Вокульский все еще держал в руках письмо пани Мелитон, припоминая пережитое. В неосвещенной части кабинета ему чудилась темная, густо заросшая часть парка, неясные силуэты оборванцев, собиравшихся на него напасть, а затем холм за колодцем, где Охоцкий поверял ему свои замыслы. Однако стоило ему взглянуть на свет, как туманные образы исчезали. Он видел лампу с зеленым колпаком, груду бумаг, бронзовые статуэтки на письменном столе – и порой ему казалось, что Охоцкий со своими летательными машинами и собственное его отчаяние – все это только сон.

«Какой он гений? – говорил себе Вокульский. – Обыкновенный мечтатель… Да и панна Изабелла – такая же женщина, как другие… Выйдет за меня – хорошо, не выйдет – тоже не умру».

Он развернул письмо и прочел:

«Сударь! Важная новость: через несколько дней продается дом Ленцких, и единственным покупателем будет баронесса Кшешовская, их родственница и злейший враг. Мне доподлинно известно, что она решила заплатить за дом не более шестидесяти тысяч рублей, а в таком случае пропадут остатки приданого панны Изабеллы в сумме тридцати тысяч рублей. Момент весьма благоприятный, потому что панна Изабелла, вынужденная выбирать между бедностью и браком с предводителем, охотно согласится на любую другую комбинацию.

Полагаю, что на этот раз Вы не пренебрежете подвернувшимся случаем, как это было с векселями Ленцкого, которые Вы изорвали у меня на глазах. Помните: женщинам так нравится, когда их угнетают, что иной раз для большего впечатления не мешает придавить их еще и ногой.

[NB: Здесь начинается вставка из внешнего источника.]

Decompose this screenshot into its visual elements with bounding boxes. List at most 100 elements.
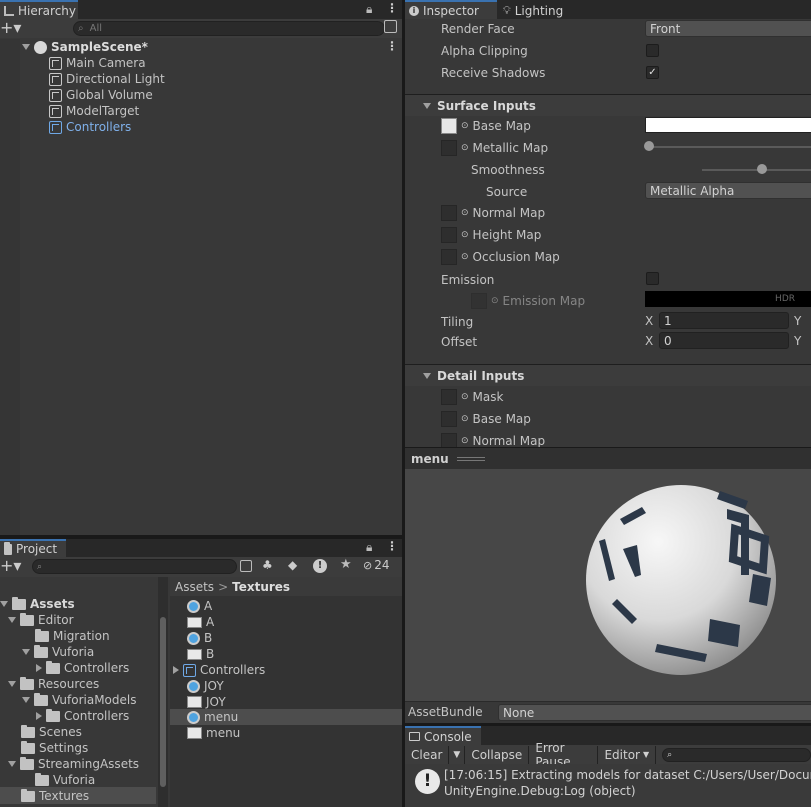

Чем решительнее Вы это сделаете, тем крепче она полюбит Вас. Помните об этом!

Впрочем, Вы можете доставить Белле небольшое удовольствие. Барон Кшешовский, находясь в крайности, продал собственной супруге свою любимую лошадь, которая на днях должна участвовать в скачках; он возлагал на нее большие надежды. Насколько я разбираюсь в обстоятельствах, Белла была бы очень довольна, если бы к моменту скачек эта лошадь не принадлежала ни барону, ни его жене. Барон был бы сконфужен, что ее продал, а баронесса пришла бы в отчаяние, если бы лошадь выиграла деньги для кого-либо другого. Великосветские взаимоотношения – тонкая штука, все же попытайтесь их использовать. Случай не замедлит подвернуться, так как некто Марушевич, приятель обоих Кшешовских, как я слышала, собирается предложить Вам эту лошадь. Помните же, что женщины подчиняются только тем, кто их крепко держит в руках, в то же время потакая их капризам.

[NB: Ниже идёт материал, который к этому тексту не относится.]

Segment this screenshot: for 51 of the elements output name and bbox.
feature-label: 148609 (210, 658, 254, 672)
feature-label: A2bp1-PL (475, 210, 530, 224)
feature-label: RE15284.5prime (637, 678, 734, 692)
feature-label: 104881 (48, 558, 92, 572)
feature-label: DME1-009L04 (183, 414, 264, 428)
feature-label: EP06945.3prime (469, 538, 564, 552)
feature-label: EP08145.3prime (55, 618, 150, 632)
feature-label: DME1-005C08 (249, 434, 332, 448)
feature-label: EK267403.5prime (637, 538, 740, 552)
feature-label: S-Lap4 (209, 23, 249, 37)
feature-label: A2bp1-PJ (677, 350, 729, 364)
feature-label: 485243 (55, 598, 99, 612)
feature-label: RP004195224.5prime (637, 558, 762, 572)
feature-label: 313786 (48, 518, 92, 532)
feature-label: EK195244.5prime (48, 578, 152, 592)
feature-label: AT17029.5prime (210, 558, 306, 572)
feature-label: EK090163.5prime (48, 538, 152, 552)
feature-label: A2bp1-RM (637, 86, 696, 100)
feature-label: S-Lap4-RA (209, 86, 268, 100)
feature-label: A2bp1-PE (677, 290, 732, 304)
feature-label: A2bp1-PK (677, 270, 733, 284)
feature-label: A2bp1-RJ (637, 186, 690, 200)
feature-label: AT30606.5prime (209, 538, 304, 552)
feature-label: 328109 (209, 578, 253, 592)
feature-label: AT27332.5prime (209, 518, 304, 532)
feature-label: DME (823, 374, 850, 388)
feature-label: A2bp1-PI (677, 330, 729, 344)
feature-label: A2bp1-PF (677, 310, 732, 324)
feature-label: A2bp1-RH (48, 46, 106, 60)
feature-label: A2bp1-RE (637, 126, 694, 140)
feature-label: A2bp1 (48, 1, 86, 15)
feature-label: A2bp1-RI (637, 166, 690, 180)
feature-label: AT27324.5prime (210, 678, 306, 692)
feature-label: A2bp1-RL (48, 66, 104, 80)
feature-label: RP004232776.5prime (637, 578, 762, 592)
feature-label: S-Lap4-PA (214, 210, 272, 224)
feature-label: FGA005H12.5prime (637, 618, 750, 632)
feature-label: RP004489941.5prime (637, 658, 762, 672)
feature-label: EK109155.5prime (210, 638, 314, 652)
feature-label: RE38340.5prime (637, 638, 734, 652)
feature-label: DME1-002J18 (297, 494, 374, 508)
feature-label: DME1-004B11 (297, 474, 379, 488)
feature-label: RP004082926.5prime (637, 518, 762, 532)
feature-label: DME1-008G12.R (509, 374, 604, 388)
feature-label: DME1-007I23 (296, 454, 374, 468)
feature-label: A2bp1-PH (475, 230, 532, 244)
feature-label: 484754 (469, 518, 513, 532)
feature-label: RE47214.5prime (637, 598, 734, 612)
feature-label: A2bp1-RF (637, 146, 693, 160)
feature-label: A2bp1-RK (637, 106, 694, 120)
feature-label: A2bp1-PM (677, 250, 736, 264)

Право, я начинаю верить, что Вы родились под счастливой звездой.

Искренне расположенная А.М.»

Вокульский глубоко вздохнул. Обе новости были важные. Он перечитал письмо, удивляясь грубому стилю пани Мелитон и посмеиваясь над ее замечаниями по адресу прекрасного пола. Держать в руках людей, быть хозяином положения – это было в натуре Вокульского; все и всех готов он был схватить за шиворот, за исключением панны Изабеллы. Она была единственным существом, которому он хотел бы дать полную волю и даже господство над собой.

Он оглянулся: слуга все еще стоял у двери.

– Ступай спать, – сказал он.

– Сейчас пойду, только тут был еще один барин.

– Какой барин?

– Они оставили карточку, вон на столе.

На столе лежала визитная карточка Марушевича.

– Ага… Что же этот барин сказал?

– Да они вроде как бы ничего не сказали. Только справлялись: когда, мол, хозяин бывает дома. А я и говорю: «Часов этак до десяти утра», – а они сказали, что придут завтра в десять, толечко на минутку.

– Хорошо. Спокойной ночи.

– Низко кланяюсь, ваша милость.

Слуга вышел. Вокульский чуствовал себя вполне отрезвевшим. Охоцкий со своими летательными машинами потерял в его глазах прежнюю значительность. Он снова был полон энергии, как в момент выезда в Болгарию. Тогда он отправился за богатством, а теперь может бросить часть его к ногам Изабеллы. Его покоробила фраза в письме пани Мелитон: «…вынужденная выбирать между бедностью и браком с предводителем…» Так нет же, никогда она не окажется в таком положении! И выручит ее не какой-то Охоцкий благодаря своей машине, а он, Вокульский… Он ощущал в себе столько сил, что если бы в эту минуту ему на голову обрушился потолок с двумя верхними этажами, он, пожалуй, удержал бы его.

Достав из ящика записную книжку, он занялся подсчетом.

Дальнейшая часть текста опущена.